Can a neural model running in real-time simulate a complex game at high quality?

In this work, we demonstrate that the answer is yes. Specifically, we show that a complex video game, the iconic game DOOM, can be run on a neural network (an augmented version of the open Stable Diffusion v1.4 (Rombach et al., 2022)), in real-time, while achieving a visual quality comparable to that of the original game. While not an exact simulation, the neural model is able to perform complex game state updates, such as tallying health and ammo, attacking enemies, damaging objects, opening doors, and persisting the game state over long trajectories.

GameNGen answers one of the important questions on the road towards a new paradigm for game engines, one where games are automatically generated, similarly to how images and videos are generated by neural models in recent years. Key questions remain, such as how these neural game engines would be trained and how games would be effectively created in the first place, including how to best leverage human inputs. We are nevertheless extremely excited for the possibilities of this new paradigm.

Figure 2: GameNGen compared to prior state-of-the-art simulations of DOOM.

2 Interactive World Simulation

An Interactive Environment ${\mathcal {E}}$ consists of a space of latent states ${\mathcal {S}}$ , a space of partial projections of the latent space ${\mathcal {O}}$ , a partial projection function $V:{\mathcal {S}}\rightarrow {\mathcal {O}}$ , a set of actions ${\mathcal {A}}$ , and a transition probability function $p\left(s\,|\,a,s^{\prime }\right)$ such that $s,s^{\prime }\in {\mathcal {S}},a\in {\mathcal {A}}$ .
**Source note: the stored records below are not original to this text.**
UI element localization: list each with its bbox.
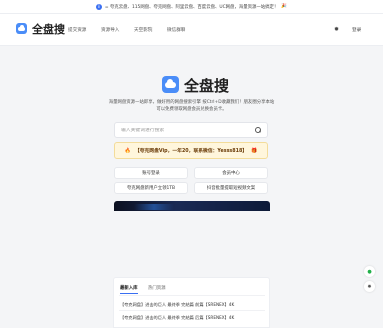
- nav-wechat-group[interactable]: 微信群聊: [167, 27, 185, 33]
- brand-name[interactable]: 全盘搜: [32, 21, 65, 37]
- ad-banner[interactable]: [114, 201, 270, 211]
- divider: [119, 310, 265, 311]
- sun-icon[interactable]: ✹: [334, 26, 339, 33]
- announcement-bar: i = 夸克云盘、115网盘、夸克网盘、阿里云盘、百度云盘、UC网盘，海量资源一…: [0, 0, 383, 14]
- promo-banner[interactable]: 🔥 【夸克网盘Vip，一年20，联系微信：Yesss818】 🎁: [114, 142, 268, 159]
- tab-hot[interactable]: 热门资源: [148, 285, 166, 291]
- hero-description: 海量网盘资源一站即享，做好用的网盘搜索引擎 按Ctrl+D收藏我们！朋友圈分享本…: [108, 100, 275, 112]
- list-item[interactable]: 【夸克网盘】进击的巨人 最终季 完结篇 后篇【SRENEX】4K: [120, 315, 234, 321]
- resource-list-card: 最新入库 热门资源 【夸克网盘】进击的巨人 最终季 完结篇 前篇【SRENEX】…: [113, 277, 270, 328]
- tab-indicator: [120, 293, 138, 294]
- promo-text: 【夸克网盘Vip，一年20，联系微信：Yesss818】: [134, 149, 248, 154]
- wechat-icon[interactable]: ●: [364, 266, 375, 277]
- party-icon: 🎉: [281, 4, 288, 9]
- gift-icon: 🎁: [251, 147, 258, 154]
- search-input[interactable]: [121, 127, 255, 133]
- info-icon: i: [95, 3, 102, 10]
- logo-icon[interactable]: [16, 23, 27, 34]
- login-link[interactable]: 登录: [352, 27, 361, 33]
- nav-sky-cinema[interactable]: 天空影院: [134, 27, 152, 33]
- nav-submit-resource[interactable]: 提交资源: [68, 27, 86, 33]
- quark-new-user-button[interactable]: 夸克网盘新用户立领1TB: [114, 182, 188, 194]
- list-item[interactable]: 【夸克网盘】进击的巨人 最终季 完结篇 前篇【SRENEX】4K: [120, 302, 234, 308]
- douyin-extract-button[interactable]: 抖音批量提取短视频文案: [194, 182, 268, 194]
- hero-logo-icon: [162, 76, 179, 93]
- hero-title: 全盘搜: [184, 77, 230, 95]
- header: 全盘搜 提交资源 资源导入 天空影院 微信群聊 ✹ 登录: [0, 14, 383, 46]
- account-login-button[interactable]: 账号登录: [114, 167, 188, 179]
- nav-resource-import[interactable]: 资源导入: [101, 27, 119, 33]
- member-center-button[interactable]: 会员中心: [194, 167, 268, 179]
- search-icon[interactable]: [255, 127, 261, 133]
- announcement-text: = 夸克云盘、115网盘、夸克网盘、阿里云盘、百度云盘、UC网盘，海量资源一站搞…: [104, 4, 279, 10]
- tab-latest[interactable]: 最新入库: [120, 285, 138, 291]
- fire-icon: 🔥: [124, 147, 131, 154]
- divider: [119, 295, 265, 296]
- search-box[interactable]: [114, 122, 268, 138]
- theme-toggle-icon[interactable]: ✹: [364, 281, 375, 292]
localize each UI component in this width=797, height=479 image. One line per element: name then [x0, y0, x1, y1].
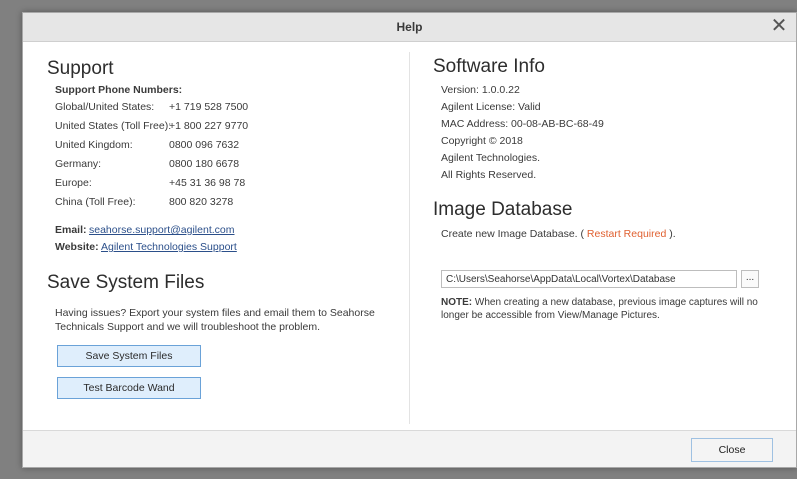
- close-icon[interactable]: ✕: [768, 15, 790, 37]
- phone-label-germany: Germany:: [55, 158, 102, 170]
- phone-number-china: 800 820 3278: [169, 196, 234, 208]
- dialog-title: Help: [396, 20, 423, 34]
- browse-button[interactable]: ...: [741, 270, 759, 288]
- save-system-files-button[interactable]: Save System Files: [57, 345, 201, 367]
- phone-label-global: Global/United States:: [55, 101, 155, 113]
- phone-label-us-toll-free: United States (Toll Free):: [55, 120, 172, 132]
- note-label: NOTE:: [441, 297, 473, 308]
- phone-number-us-toll-free: +1 800 227 9770: [169, 120, 249, 132]
- phone-number-uk: 0800 096 7632: [169, 139, 240, 151]
- image-database-heading: Image Database: [433, 199, 573, 220]
- note-text: When creating a new database, previous i…: [441, 297, 758, 321]
- support-heading: Support: [47, 58, 114, 79]
- phone-number-germany: 0800 180 6678: [169, 158, 240, 170]
- website-label: Website:: [55, 241, 99, 253]
- phone-label-uk: United Kingdom:: [55, 139, 133, 151]
- license-text: Agilent License: Valid: [441, 101, 541, 113]
- website-link[interactable]: Agilent Technologies Support: [101, 241, 237, 253]
- create-database-prefix: Create new Image Database. (: [441, 228, 584, 240]
- test-barcode-wand-button[interactable]: Test Barcode Wand: [57, 377, 201, 399]
- phone-label-europe: Europe:: [55, 177, 92, 189]
- close-button[interactable]: Close: [691, 438, 773, 462]
- create-database-suffix: ).: [669, 228, 676, 240]
- software-info-heading: Software Info: [433, 56, 545, 77]
- help-dialog: Help ✕ Support Support Phone Numbers: Gl…: [22, 12, 797, 468]
- dialog-titlebar: Help ✕: [23, 13, 796, 42]
- save-files-heading: Save System Files: [47, 272, 205, 293]
- copyright-text: Copyright © 2018: [441, 135, 523, 147]
- rights-text: All Rights Reserved.: [441, 169, 537, 181]
- phone-number-global: +1 719 528 7500: [169, 101, 249, 113]
- dialog-body: Support Support Phone Numbers: Global/Un…: [23, 42, 796, 431]
- phone-number-europe: +45 31 36 98 78: [169, 177, 246, 189]
- restart-required-label: Restart Required: [586, 228, 667, 240]
- email-link[interactable]: seahorse.support@agilent.com: [89, 224, 235, 236]
- save-files-description: Having issues? Export your system files …: [55, 307, 375, 333]
- database-path-input[interactable]: C:\Users\Seahorse\AppData\Local\Vortex\D…: [441, 270, 737, 288]
- create-database-text: Create new Image Database. ( Restart Req…: [441, 228, 676, 240]
- database-note: NOTE: When creating a new database, prev…: [441, 296, 761, 322]
- email-label: Email:: [55, 224, 87, 236]
- column-divider: [409, 52, 410, 424]
- company-text: Agilent Technologies.: [441, 152, 541, 164]
- footer-divider: [23, 430, 796, 431]
- phone-label-china: China (Toll Free):: [55, 196, 136, 208]
- version-text: Version: 1.0.0.22: [441, 84, 520, 96]
- mac-address-text: MAC Address: 00-08-AB-BC-68-49: [441, 118, 604, 130]
- phone-numbers-heading: Support Phone Numbers:: [55, 84, 183, 96]
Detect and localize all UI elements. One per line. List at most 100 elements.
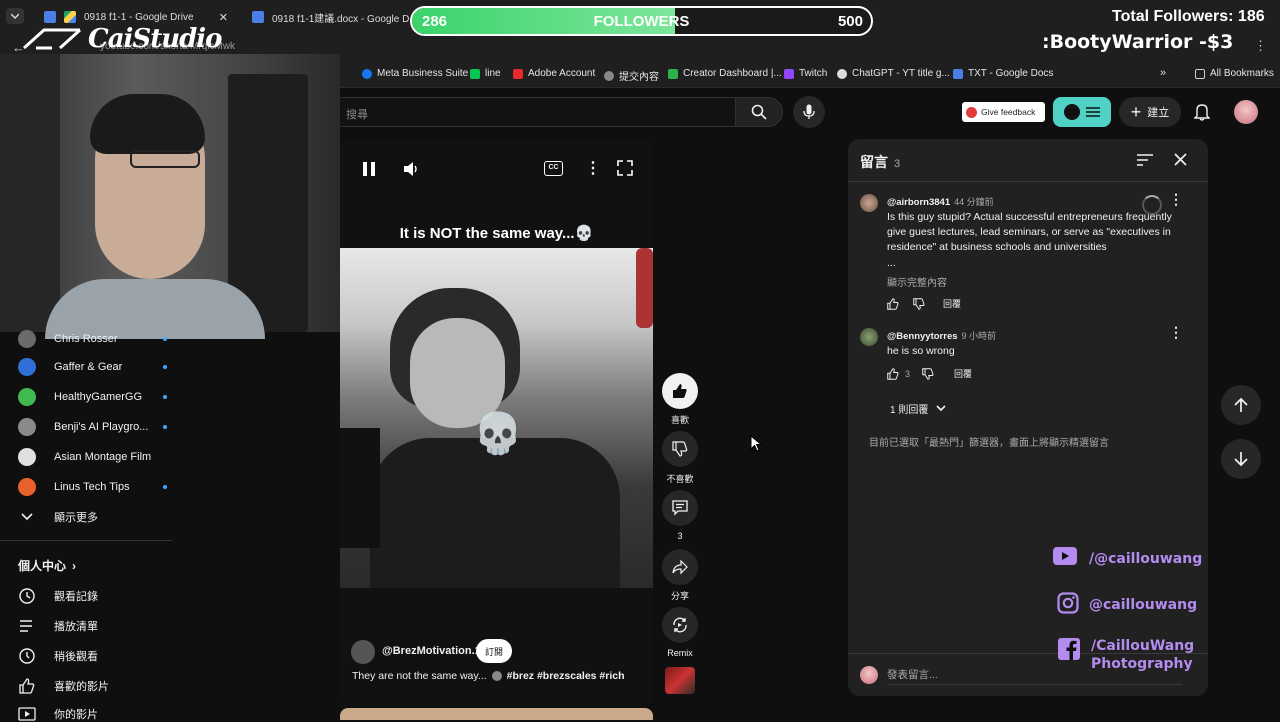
create-button[interactable]: + 建立 <box>1119 97 1181 127</box>
previous-video-button[interactable] <box>1221 385 1261 425</box>
close-comments-button[interactable] <box>1174 153 1187 166</box>
sidebar-item-subscription[interactable]: HealthyGamerGG <box>18 388 167 406</box>
thumbs-down-icon <box>672 441 688 457</box>
sidebar-item-subscription[interactable]: Chris Rosser <box>18 330 167 348</box>
view-replies-button[interactable]: 1 則回覆 <box>890 401 946 416</box>
remix-label: Remix <box>667 648 693 658</box>
comment-time[interactable]: 44 分鐘前 <box>954 195 994 208</box>
share-button[interactable] <box>662 549 698 585</box>
sidebar-item-subscription[interactable]: Benji's AI Playgro... <box>18 418 167 436</box>
remix-icon <box>673 617 687 633</box>
sidebar-item-subscription[interactable]: Linus Tech Tips <box>18 478 167 496</box>
skull-emoji: 💀 <box>473 412 523 456</box>
channel-avatar[interactable] <box>351 640 375 664</box>
bookmark-item[interactable]: Adobe Account <box>513 68 595 79</box>
bookmark-item[interactable]: Twitch <box>784 68 827 79</box>
avatar[interactable] <box>1234 100 1258 124</box>
sidebar-divider <box>0 540 172 541</box>
comment-icon <box>672 500 688 516</box>
comments-button[interactable] <box>662 490 698 526</box>
more-bookmarks-icon[interactable]: » <box>1160 67 1166 79</box>
hashtags[interactable]: #brez #brezscales #rich <box>507 670 625 682</box>
extension-logo-icon <box>1064 104 1080 120</box>
plus-icon: + <box>1130 102 1142 122</box>
sidebar-item-watch-later[interactable]: 稍後觀看 <box>18 647 98 665</box>
read-more-link[interactable]: 顯示完整內容 <box>887 274 947 289</box>
reply-button[interactable]: 回覆 <box>943 297 961 310</box>
dislike-label: 不喜歡 <box>666 474 694 484</box>
sort-button[interactable] <box>1137 154 1153 166</box>
total-followers: Total Followers: 186 <box>1112 8 1265 25</box>
sidebar-item-label: Asian Montage Film <box>54 451 152 463</box>
channel-name[interactable]: @BrezMotivation.1 <box>382 645 481 657</box>
reply-button[interactable]: 回覆 <box>954 367 972 380</box>
bookmark-label: line <box>485 68 501 79</box>
thumbs-down-icon[interactable] <box>922 367 934 380</box>
bookmark-item[interactable]: Meta Business Suite <box>362 68 468 79</box>
more-options-icon[interactable]: ⋮ <box>585 158 601 178</box>
sidebar-you-heading[interactable]: 個人中心 › <box>18 557 76 574</box>
extension-button[interactable] <box>1053 97 1111 127</box>
notifications-button[interactable] <box>1194 103 1210 121</box>
sidebar-item-playlists[interactable]: 播放清單 <box>18 617 98 635</box>
sidebar-item-liked-videos[interactable]: 喜歡的影片 <box>18 677 109 695</box>
new-content-dot <box>163 337 167 341</box>
thumbs-up-icon[interactable] <box>887 367 899 380</box>
sidebar-item-subscription[interactable]: Asian Montage Film <box>18 448 151 466</box>
voice-search-button[interactable] <box>793 96 825 128</box>
google-docs-icon <box>252 11 264 23</box>
close-icon[interactable]: ✕ <box>219 11 228 24</box>
remix-button[interactable] <box>662 607 698 643</box>
captions-icon[interactable]: CC <box>544 161 563 176</box>
social-youtube-handle: /@caillouwang <box>1089 551 1203 567</box>
commenter-avatar[interactable] <box>860 328 878 346</box>
sound-thumbnail[interactable] <box>665 667 695 694</box>
next-video-preview[interactable] <box>340 708 653 720</box>
bookmark-item[interactable]: line <box>470 68 501 79</box>
volume-icon <box>404 162 417 176</box>
search-input[interactable]: 搜尋 <box>339 97 735 127</box>
volume-button[interactable] <box>402 160 420 178</box>
replies-label: 1 則回覆 <box>890 405 929 416</box>
bookmark-item[interactable]: ChatGPT - YT title g... <box>837 68 950 79</box>
bookmark-item[interactable]: Creator Dashboard |... <box>668 68 782 79</box>
arrow-up-icon <box>1234 397 1248 412</box>
subscribe-button[interactable]: 訂閱 <box>476 639 512 663</box>
next-video-button[interactable] <box>1221 439 1261 479</box>
search-button[interactable] <box>735 97 783 127</box>
thumbs-down-icon[interactable] <box>913 297 925 310</box>
browser-tab[interactable]: 0918 f1-1建議.docx - Google D <box>244 4 410 30</box>
bookmark-label: Adobe Account <box>528 68 596 79</box>
dislike-button[interactable] <box>662 431 698 467</box>
all-bookmarks[interactable]: All Bookmarks <box>1195 68 1274 79</box>
sidebar-item-label: 喜歡的影片 <box>54 681 109 693</box>
fullscreen-button[interactable] <box>617 160 633 176</box>
section-title: 個人中心 <box>18 559 67 573</box>
thumbs-up-icon[interactable] <box>887 297 899 310</box>
sidebar-item-subscription[interactable]: Gaffer & Gear <box>18 358 167 376</box>
your-videos-icon <box>18 707 36 721</box>
bookmark-item[interactable]: TXT - Google Docs <box>953 68 1053 79</box>
adobe-icon <box>513 68 523 79</box>
comment-actions: 回覆 <box>887 297 961 310</box>
bookmark-label: ChatGPT - YT title g... <box>852 68 950 79</box>
tab-search-button[interactable] <box>6 8 24 24</box>
chevron-down-icon <box>21 513 33 521</box>
sidebar-show-more[interactable]: 顯示更多 <box>18 508 98 526</box>
history-icon <box>19 588 35 604</box>
commenter-avatar[interactable] <box>860 194 878 212</box>
search-icon <box>751 104 767 120</box>
like-button[interactable] <box>662 373 698 409</box>
browser-menu-icon[interactable]: ⋮ <box>1254 38 1267 54</box>
comment-author[interactable]: @Bennyytorres <box>887 331 958 342</box>
tab-label: 0918 f1-1 - Google Drive <box>84 11 194 23</box>
comment-menu-icon[interactable]: ⋮ <box>1169 324 1183 341</box>
comment-time[interactable]: 9 小時前 <box>962 329 997 342</box>
comment-author[interactable]: @airborn3841 <box>887 197 950 208</box>
give-feedback-button[interactable]: Give feedback <box>962 102 1045 122</box>
bookmark-item[interactable]: 提交內容 <box>604 68 659 83</box>
pause-button[interactable] <box>360 160 378 178</box>
comment-menu-icon[interactable]: ⋮ <box>1169 191 1183 208</box>
sidebar-item-history[interactable]: 觀看記錄 <box>18 587 98 605</box>
like-label: 喜歡 <box>670 415 689 425</box>
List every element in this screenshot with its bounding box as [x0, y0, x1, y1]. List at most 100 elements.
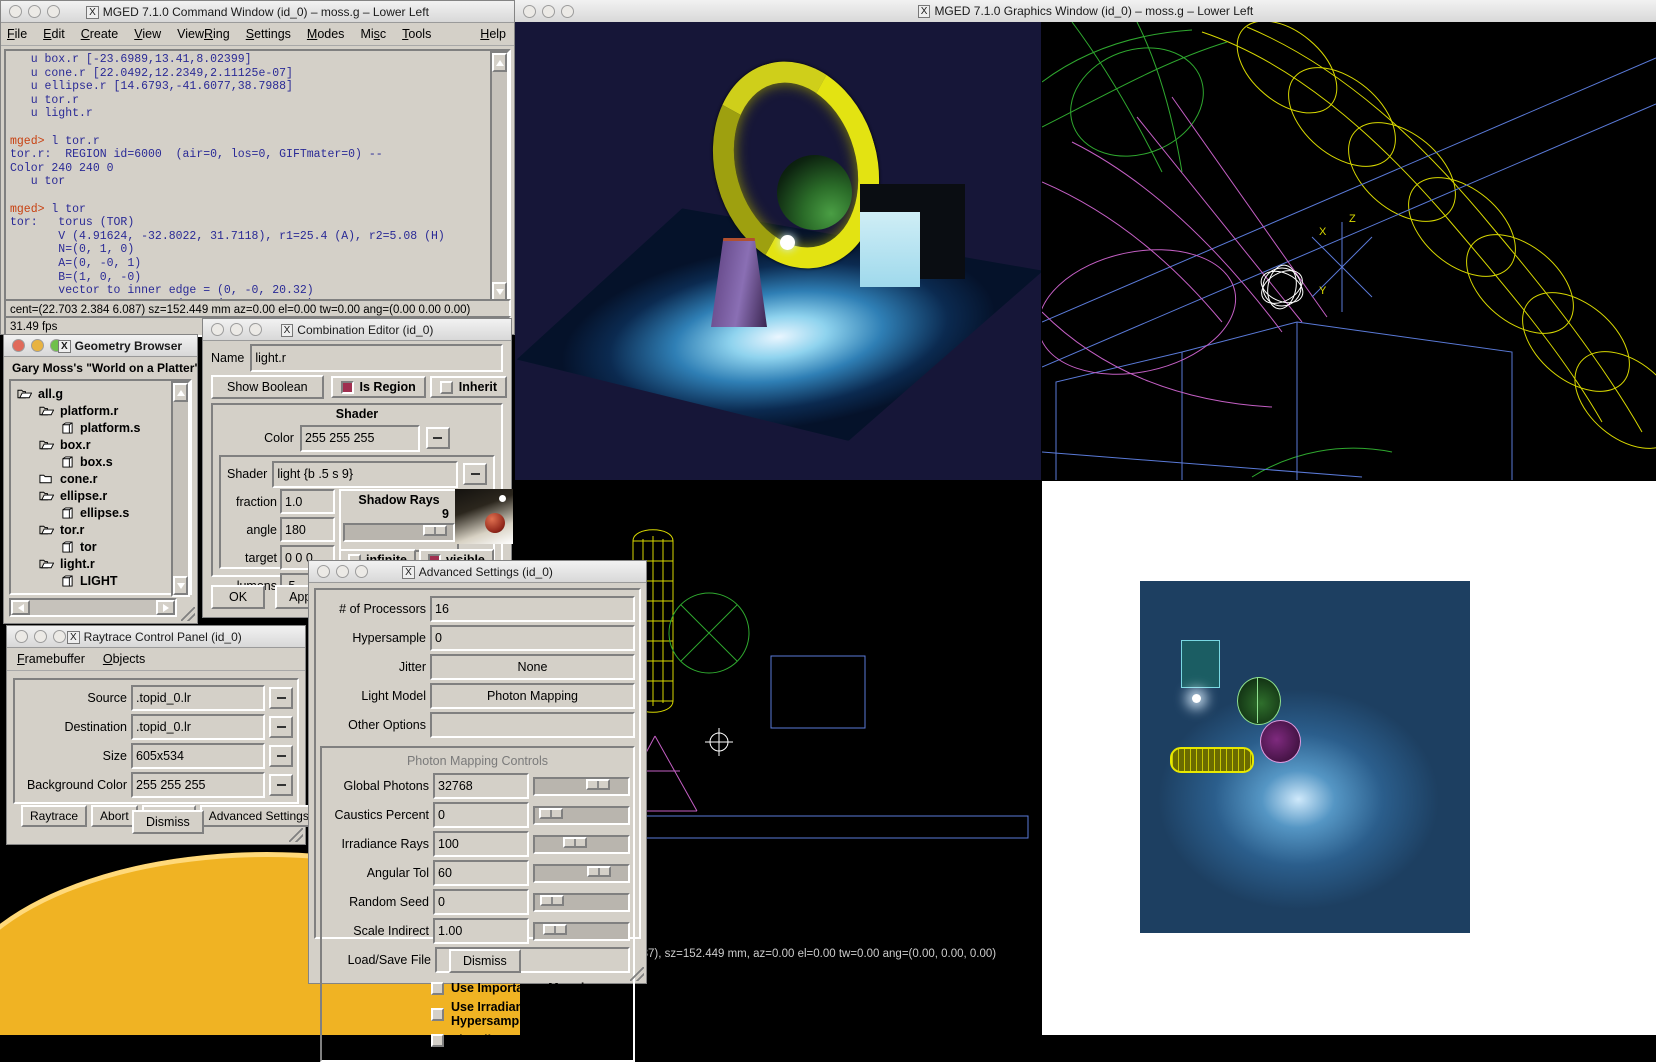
resize-grip[interactable]: [289, 828, 303, 842]
photon-row-slider[interactable]: [533, 893, 630, 912]
ok-button[interactable]: OK: [211, 585, 265, 609]
raytrace-panel-titlebar[interactable]: XRaytrace Control Panel (id_0): [7, 626, 305, 648]
inherit-checkbox[interactable]: [440, 381, 453, 394]
menu-file[interactable]: File: [7, 27, 27, 41]
shader-dropdown-icon[interactable]: [463, 463, 487, 485]
photon-row-input[interactable]: 60: [433, 860, 529, 886]
console-area[interactable]: u box.r [-23.6989,13.41,8.02399] u cone.…: [4, 49, 511, 301]
tree-item-cone-r[interactable]: cone.r: [13, 470, 169, 487]
photon-row-input[interactable]: 0: [433, 802, 529, 828]
menu-modes[interactable]: Modes: [307, 27, 345, 41]
menu-edit[interactable]: Edit: [43, 27, 65, 41]
tree-item-platform-s[interactable]: platform.s: [13, 419, 169, 436]
menu-objects[interactable]: Objects: [103, 652, 145, 666]
tree-item-ellipse-r[interactable]: ellipse.r: [13, 487, 169, 504]
command-window[interactable]: XMGED 7.1.0 Command Window (id_0) – moss…: [0, 0, 515, 335]
photon-row-slider[interactable]: [533, 922, 630, 941]
tree-item-tor[interactable]: tor: [13, 538, 169, 555]
window-controls[interactable]: [4, 339, 63, 352]
menu-view[interactable]: View: [134, 27, 161, 41]
minimize-button[interactable]: [28, 5, 41, 18]
window-controls[interactable]: [1, 5, 60, 18]
advanced-dismiss-button[interactable]: Dismiss: [449, 949, 521, 973]
raytrace-button[interactable]: Raytrace: [21, 805, 87, 827]
slider-thumb[interactable]: [543, 924, 567, 935]
field-input[interactable]: 180: [280, 517, 335, 542]
color-input[interactable]: 255 255 255: [300, 425, 420, 452]
minimize-button[interactable]: [34, 630, 47, 643]
advanced-checkbox-row[interactable]: Visualize Irradiance Cache: [431, 1033, 630, 1047]
graphics-window[interactable]: XMGED 7.1.0 Graphics Window (id_0) – mos…: [515, 0, 1656, 1035]
abort-button[interactable]: Abort: [91, 805, 138, 827]
raytrace-row-input[interactable]: .topid_0.lr: [131, 685, 265, 711]
advanced-checkbox-row[interactable]: Use Importance Mapping: [431, 981, 630, 995]
name-input[interactable]: light.r: [250, 344, 503, 372]
advanced-row-input[interactable]: 16: [430, 596, 635, 622]
close-button[interactable]: [523, 5, 536, 18]
photon-row-input[interactable]: 100: [433, 831, 529, 857]
show-boolean-button[interactable]: Show Boolean: [211, 375, 324, 399]
viewport-upper-right[interactable]: X Y Z: [1042, 22, 1656, 480]
window-controls[interactable]: [515, 5, 574, 18]
tree-item-ellipse-s[interactable]: ellipse.s: [13, 504, 169, 521]
shadow-rays-slider[interactable]: [343, 523, 455, 542]
menu-help[interactable]: Help: [480, 27, 506, 41]
resize-grip[interactable]: [181, 607, 195, 621]
maximize-button[interactable]: [561, 5, 574, 18]
menu-framebuffer[interactable]: Framebuffer: [17, 652, 85, 666]
raytrace-row-input[interactable]: 605x534: [131, 743, 265, 769]
menu-tools[interactable]: Tools: [402, 27, 431, 41]
raytrace-row-input[interactable]: 255 255 255: [131, 772, 265, 798]
photon-row-input[interactable]: 0: [433, 889, 529, 915]
close-button[interactable]: [12, 339, 25, 352]
scroll-right-button[interactable]: [156, 600, 175, 615]
resize-grip[interactable]: [630, 967, 644, 981]
minimize-button[interactable]: [542, 5, 555, 18]
photon-row-input[interactable]: 32768: [433, 773, 529, 799]
close-button[interactable]: [211, 323, 224, 336]
photon-row-input[interactable]: 1.00: [433, 918, 529, 944]
inherit-toggle[interactable]: Inherit: [430, 376, 507, 398]
combination-editor-titlebar[interactable]: XCombination Editor (id_0): [203, 319, 511, 341]
maximize-button[interactable]: [355, 565, 368, 578]
geometry-browser-window[interactable]: XGeometry Browser Gary Moss's "World on …: [3, 334, 198, 624]
scroll-left-button[interactable]: [11, 600, 30, 615]
advanced-settings-titlebar[interactable]: XAdvanced Settings (id_0): [309, 561, 646, 583]
tree-item-box-r[interactable]: box.r: [13, 436, 169, 453]
slider-thumb[interactable]: [587, 866, 611, 877]
slider-thumb[interactable]: [540, 895, 564, 906]
shader-input[interactable]: light {b .5 s 9}: [272, 461, 458, 488]
advanced-settings-window[interactable]: XAdvanced Settings (id_0) # of Processor…: [308, 560, 647, 984]
console-vscrollbar[interactable]: [490, 51, 509, 303]
raytrace-row-input[interactable]: .topid_0.lr: [131, 714, 265, 740]
checkbox[interactable]: [431, 1034, 444, 1047]
graphics-window-titlebar[interactable]: XMGED 7.1.0 Graphics Window (id_0) – mos…: [515, 0, 1656, 23]
tree-item-tor-r[interactable]: tor.r: [13, 521, 169, 538]
tree-item-light-r[interactable]: light.r: [13, 555, 169, 572]
tree-item-box-s[interactable]: box.s: [13, 453, 169, 470]
tree-hscrollbar[interactable]: [9, 598, 177, 617]
is-region-toggle[interactable]: Is Region: [331, 376, 426, 398]
raytrace-control-panel-window[interactable]: XRaytrace Control Panel (id_0) Framebuff…: [6, 625, 306, 845]
tree-item-light[interactable]: LIGHT: [13, 572, 169, 589]
photon-row-slider[interactable]: [533, 864, 630, 883]
dropdown-icon[interactable]: [269, 687, 293, 709]
viewport-upper-left[interactable]: [515, 22, 1041, 480]
geometry-tree-area[interactable]: all.gplatform.rplatform.sbox.rbox.scone.…: [9, 379, 192, 595]
minimize-button[interactable]: [336, 565, 349, 578]
window-controls[interactable]: [309, 565, 368, 578]
advanced-checkbox-row[interactable]: Use Irradiance Hypersampling Cache: [431, 1000, 630, 1028]
maximize-button[interactable]: [53, 630, 66, 643]
window-controls[interactable]: [7, 630, 66, 643]
maximize-button[interactable]: [50, 339, 63, 352]
tree-item-platform-r[interactable]: platform.r: [13, 402, 169, 419]
color-dropdown-icon[interactable]: [426, 427, 450, 449]
menu-misc[interactable]: Misc: [360, 27, 386, 41]
scroll-up-button[interactable]: [492, 53, 507, 72]
dropdown-icon[interactable]: [269, 774, 293, 796]
geometry-browser-titlebar[interactable]: XGeometry Browser: [4, 335, 197, 357]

For example, in the case of the game DOOM, ${\mathcal {S}}$ is the program’s dynamic memory contents, ${\mathcal {O}}$ is the rendered screen pixels, $V$ is the game’s rendering logic, ${\mathcal {A}}$ is the set of key presses and mouse movements, and $p$ is the program’s logic given the player’s input (including any potential non-determinism).

Given an input interactive environment ${\mathcal {E}}$ , and an initial state $s_{0}\in {\mathcal {S}}$ , an Interactive World Simulation is a simulation distribution function $q\left(o_{n}\,|\,\{o_{<n},a_{\leq n}\}\right),\;o_{i}\in {\mathcal {O}},\;a_{i}\in {\mathcal {A}}$ . Given a distance metric between observations $D:{\mathcal {O}}\times {\mathcal {O}}\rightarrow \mathbb {R}$ , a policy, i.e., a distribution on agent actions given past actions and observations $\pi \left(a_{n}\,|\,o_{<n},a_{<n}\right)$ , a distribution $S_{0}$ on initial states, and a distribution $N_{0}$ on episode lengths, the Interactive World Simulation objective consists of minimizing $E\left(D\left(o_{q}^{i},o_{p}^{i}\right)\right)$ where $n\sim N_{0}$ , $0\leq i\leq n$ , and $o_{q}^{i}\sim q,\;o_{p}^{i}\sim V(p)$ are sampled observations from the environment and the simulation when enacting the agent’s policy $\pi$ . Importantly, the conditioning actions for these samples are always obtained by the agent interacting with the environment ${\mathcal {E}}$ , while the conditioning observations can either be obtained from ${\mathcal {E}}$ (the teacher forcing objective) or from the simulation (the auto-regressive objective).

We always train our generative model with the teacher forcing objective. Given a simulation distribution function $q$ , the environment ${\mathcal {E}}$ can be simulated by auto-regressively sampling observations.